How do you free 2 locked elk? Alberta wildlife officers aim for their antlers


Wildlife officers in Grande Prairie had a unique problem on their hands when they were alerted to two bull elk whose antlers were locked together.

“Finding two animals with their antlers jammed together is a rare event,” Alberta Fish and Wildlife explained in a Facebook post Thursday.

“In these situations, the struggle can last for hours upon hours and often leads to one or both animals dying from exhaustion.”

However, officers were determined to come up with a plan to save the elk.

“If officers find out in time, it is sometimes safe to free the animals by hand or using a saw as they are often so tired they can hardly move.”

That was not the case this time.

“Both animals were still up and fighting with each other, making it unsafe for an officer to take a hands-on approach,” the post explained. “And, if officers were to wait for the animals to tire further and allow the situation to go on, it may increase the chances that one or both of the animals would later collapse from exhaustion.”

The weather that day also made things more difficult, since cold temperatures impact the effectiveness of tranquillizers.

“When tranquilizers are used at certain temperatures, they may hinder the animals’ bodies from being able to normally thermoregulate, leading to hyperthermia or hypothermia,” Fish and Wildlife said.

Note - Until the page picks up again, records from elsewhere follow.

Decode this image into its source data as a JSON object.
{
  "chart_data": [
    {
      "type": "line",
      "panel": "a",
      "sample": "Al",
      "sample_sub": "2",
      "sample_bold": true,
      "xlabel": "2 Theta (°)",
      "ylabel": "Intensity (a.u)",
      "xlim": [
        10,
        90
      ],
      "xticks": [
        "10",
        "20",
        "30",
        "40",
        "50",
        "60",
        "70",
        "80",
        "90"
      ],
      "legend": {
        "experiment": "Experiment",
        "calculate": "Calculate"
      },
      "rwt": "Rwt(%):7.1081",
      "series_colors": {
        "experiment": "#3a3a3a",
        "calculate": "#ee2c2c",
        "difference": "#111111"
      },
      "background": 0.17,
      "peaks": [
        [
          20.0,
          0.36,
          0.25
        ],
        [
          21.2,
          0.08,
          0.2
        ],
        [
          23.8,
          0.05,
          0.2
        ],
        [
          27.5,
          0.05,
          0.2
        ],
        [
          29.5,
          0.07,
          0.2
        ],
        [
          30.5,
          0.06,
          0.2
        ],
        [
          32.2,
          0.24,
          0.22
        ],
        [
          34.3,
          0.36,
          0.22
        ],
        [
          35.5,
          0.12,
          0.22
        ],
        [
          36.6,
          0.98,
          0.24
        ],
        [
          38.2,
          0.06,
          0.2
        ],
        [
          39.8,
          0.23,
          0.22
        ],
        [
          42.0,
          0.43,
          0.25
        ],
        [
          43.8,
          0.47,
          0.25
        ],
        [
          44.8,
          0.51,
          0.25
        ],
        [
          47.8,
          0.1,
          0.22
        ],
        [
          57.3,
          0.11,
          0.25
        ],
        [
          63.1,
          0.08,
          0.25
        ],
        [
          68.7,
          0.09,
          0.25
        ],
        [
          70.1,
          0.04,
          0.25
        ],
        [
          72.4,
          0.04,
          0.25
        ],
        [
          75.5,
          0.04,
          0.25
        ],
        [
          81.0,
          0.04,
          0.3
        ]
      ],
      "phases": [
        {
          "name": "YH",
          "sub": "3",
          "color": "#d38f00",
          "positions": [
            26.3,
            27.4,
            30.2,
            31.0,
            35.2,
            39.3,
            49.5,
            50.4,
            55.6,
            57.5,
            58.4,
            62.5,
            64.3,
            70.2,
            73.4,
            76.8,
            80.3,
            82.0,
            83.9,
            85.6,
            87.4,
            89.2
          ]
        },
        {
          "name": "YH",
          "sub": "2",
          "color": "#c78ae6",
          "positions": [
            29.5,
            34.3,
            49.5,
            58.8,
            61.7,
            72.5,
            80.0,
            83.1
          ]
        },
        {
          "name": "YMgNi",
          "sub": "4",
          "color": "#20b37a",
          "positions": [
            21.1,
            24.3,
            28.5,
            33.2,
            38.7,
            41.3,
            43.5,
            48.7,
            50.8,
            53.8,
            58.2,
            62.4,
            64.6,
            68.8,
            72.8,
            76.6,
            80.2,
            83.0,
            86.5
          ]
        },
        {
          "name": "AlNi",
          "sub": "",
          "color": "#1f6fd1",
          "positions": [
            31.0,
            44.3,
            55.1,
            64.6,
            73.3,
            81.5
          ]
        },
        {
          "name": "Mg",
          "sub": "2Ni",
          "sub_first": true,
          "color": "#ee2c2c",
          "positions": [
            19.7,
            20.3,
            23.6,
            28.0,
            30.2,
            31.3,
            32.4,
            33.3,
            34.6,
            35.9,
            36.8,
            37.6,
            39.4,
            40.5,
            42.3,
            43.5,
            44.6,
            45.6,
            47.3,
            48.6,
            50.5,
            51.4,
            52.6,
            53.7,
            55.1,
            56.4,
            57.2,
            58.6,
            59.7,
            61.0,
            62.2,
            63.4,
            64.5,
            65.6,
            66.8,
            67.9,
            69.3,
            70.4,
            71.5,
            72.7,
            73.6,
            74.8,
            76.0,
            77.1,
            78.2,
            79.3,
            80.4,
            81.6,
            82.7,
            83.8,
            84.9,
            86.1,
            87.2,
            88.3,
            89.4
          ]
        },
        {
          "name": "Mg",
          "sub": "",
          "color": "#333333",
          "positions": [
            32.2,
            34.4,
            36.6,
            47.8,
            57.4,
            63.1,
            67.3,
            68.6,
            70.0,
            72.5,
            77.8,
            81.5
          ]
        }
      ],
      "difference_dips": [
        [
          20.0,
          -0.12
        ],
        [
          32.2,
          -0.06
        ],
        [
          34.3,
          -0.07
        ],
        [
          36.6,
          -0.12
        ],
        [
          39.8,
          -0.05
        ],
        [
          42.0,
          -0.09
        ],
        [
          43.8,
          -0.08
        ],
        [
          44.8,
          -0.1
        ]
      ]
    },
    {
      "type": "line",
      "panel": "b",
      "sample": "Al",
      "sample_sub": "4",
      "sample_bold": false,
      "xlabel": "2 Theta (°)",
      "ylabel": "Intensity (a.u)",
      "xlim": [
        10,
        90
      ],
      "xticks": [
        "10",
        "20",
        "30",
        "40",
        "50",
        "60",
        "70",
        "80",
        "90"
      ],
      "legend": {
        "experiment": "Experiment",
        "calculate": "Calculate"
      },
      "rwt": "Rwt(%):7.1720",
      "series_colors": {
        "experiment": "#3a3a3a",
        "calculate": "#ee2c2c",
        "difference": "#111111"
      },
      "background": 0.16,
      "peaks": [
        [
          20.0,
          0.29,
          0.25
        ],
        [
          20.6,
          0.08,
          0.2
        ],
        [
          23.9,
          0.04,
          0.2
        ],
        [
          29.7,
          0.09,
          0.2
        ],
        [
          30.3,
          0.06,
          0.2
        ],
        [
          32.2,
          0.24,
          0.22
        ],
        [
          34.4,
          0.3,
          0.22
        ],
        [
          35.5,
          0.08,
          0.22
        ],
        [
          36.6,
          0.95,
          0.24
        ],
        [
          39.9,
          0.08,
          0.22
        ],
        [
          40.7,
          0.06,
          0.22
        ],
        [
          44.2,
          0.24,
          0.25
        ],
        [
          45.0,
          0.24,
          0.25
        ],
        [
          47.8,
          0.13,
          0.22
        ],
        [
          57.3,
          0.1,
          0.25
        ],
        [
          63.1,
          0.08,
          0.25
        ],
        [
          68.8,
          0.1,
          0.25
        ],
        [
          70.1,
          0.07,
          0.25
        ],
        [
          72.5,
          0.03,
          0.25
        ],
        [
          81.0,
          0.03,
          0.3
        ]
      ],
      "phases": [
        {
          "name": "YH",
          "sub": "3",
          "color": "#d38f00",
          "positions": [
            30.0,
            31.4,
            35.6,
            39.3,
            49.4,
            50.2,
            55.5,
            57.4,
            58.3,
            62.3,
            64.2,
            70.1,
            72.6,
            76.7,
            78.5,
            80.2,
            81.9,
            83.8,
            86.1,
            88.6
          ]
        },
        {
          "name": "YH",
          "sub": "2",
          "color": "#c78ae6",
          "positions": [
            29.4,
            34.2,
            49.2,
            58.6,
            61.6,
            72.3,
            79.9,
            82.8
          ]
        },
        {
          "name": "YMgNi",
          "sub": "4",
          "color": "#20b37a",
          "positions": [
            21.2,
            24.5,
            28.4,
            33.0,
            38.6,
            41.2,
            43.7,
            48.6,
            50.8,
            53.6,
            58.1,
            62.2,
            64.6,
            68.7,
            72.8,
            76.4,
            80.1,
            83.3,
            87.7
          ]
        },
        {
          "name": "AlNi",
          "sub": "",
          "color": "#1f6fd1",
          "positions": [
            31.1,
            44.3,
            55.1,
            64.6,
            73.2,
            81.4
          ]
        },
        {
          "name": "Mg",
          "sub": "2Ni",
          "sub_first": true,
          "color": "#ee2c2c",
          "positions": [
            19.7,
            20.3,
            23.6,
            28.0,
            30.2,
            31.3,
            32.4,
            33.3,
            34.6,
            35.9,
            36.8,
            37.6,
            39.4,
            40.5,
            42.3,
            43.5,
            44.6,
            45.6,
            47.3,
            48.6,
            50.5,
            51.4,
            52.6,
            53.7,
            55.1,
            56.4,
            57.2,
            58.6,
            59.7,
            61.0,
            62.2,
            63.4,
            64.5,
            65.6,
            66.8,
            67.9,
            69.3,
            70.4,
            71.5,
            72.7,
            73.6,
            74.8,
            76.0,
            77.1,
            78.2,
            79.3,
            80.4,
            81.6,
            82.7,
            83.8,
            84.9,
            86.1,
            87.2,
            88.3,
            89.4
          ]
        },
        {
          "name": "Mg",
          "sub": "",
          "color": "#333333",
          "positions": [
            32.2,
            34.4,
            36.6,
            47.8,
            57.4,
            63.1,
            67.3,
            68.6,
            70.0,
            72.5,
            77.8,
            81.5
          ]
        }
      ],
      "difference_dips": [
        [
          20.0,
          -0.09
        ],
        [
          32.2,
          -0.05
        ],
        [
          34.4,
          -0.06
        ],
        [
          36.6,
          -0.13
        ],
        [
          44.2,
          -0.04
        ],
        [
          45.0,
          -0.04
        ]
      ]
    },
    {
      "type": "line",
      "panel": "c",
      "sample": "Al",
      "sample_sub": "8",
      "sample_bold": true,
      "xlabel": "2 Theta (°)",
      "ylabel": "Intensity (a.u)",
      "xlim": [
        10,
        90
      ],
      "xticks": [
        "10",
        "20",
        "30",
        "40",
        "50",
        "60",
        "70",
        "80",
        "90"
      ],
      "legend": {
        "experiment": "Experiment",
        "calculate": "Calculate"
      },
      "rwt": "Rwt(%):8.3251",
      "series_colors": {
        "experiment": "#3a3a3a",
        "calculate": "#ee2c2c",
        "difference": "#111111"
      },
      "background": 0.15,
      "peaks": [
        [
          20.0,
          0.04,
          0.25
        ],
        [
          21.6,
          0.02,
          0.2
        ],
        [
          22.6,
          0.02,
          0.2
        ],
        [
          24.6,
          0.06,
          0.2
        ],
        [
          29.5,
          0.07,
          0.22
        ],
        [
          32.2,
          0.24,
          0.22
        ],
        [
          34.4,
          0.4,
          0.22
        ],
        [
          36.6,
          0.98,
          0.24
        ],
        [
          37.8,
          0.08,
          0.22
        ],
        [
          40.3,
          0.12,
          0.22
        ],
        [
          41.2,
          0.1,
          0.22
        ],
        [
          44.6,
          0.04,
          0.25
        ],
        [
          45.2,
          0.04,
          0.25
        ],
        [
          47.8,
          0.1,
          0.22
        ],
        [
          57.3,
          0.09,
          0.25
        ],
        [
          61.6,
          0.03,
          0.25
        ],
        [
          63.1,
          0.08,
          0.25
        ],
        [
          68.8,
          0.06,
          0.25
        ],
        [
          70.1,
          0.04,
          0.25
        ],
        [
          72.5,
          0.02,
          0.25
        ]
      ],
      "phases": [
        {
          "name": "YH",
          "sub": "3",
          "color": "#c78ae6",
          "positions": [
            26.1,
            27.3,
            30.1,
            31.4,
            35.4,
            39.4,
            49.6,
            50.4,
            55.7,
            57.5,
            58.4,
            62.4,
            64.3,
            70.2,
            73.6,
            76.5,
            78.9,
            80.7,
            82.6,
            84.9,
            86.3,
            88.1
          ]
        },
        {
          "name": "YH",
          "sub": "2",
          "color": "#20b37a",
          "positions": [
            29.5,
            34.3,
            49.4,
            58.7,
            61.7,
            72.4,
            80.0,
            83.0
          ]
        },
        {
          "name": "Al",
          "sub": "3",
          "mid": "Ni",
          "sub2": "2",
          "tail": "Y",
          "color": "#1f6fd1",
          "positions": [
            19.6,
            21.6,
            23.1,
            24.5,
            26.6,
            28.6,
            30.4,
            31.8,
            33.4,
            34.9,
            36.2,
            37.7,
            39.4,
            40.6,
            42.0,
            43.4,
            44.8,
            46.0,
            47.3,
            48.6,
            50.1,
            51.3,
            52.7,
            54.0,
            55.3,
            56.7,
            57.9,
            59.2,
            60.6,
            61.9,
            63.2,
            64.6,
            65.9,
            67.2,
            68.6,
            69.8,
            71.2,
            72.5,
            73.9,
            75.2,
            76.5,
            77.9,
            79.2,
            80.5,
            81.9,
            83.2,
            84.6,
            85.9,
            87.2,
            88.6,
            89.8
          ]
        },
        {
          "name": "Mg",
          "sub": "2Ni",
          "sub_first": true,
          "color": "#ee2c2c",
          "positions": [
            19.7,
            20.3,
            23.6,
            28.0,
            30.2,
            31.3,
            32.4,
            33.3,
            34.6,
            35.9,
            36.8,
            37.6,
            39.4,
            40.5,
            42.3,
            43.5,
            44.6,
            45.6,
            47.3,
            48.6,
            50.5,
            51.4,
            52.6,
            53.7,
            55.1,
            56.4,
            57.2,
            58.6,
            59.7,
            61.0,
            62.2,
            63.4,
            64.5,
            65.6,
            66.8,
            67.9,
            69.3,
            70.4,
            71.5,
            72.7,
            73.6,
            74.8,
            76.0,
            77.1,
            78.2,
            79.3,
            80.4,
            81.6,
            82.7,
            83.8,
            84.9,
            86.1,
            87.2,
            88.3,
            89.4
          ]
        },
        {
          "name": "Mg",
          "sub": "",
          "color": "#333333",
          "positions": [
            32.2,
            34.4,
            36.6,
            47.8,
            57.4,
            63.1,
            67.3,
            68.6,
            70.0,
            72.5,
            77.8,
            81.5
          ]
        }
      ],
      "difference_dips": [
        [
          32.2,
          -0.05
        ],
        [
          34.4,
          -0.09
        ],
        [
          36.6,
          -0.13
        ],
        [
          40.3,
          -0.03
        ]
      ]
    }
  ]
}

And so, officers were faced with the challenge of finding a way to free the animals without getting too close to them.

“The location provided a safe and open area to discharge a firearm, so using slugs and a very careful aim, an officer broke off portions of the antler, allowing the two elk to separate,” the post explained.

“Once freed, one of the bull elk ran and kept running until it was out of sight. The second one hung back a while to recuperate.”

There is no word on the condition of the elk as of Friday.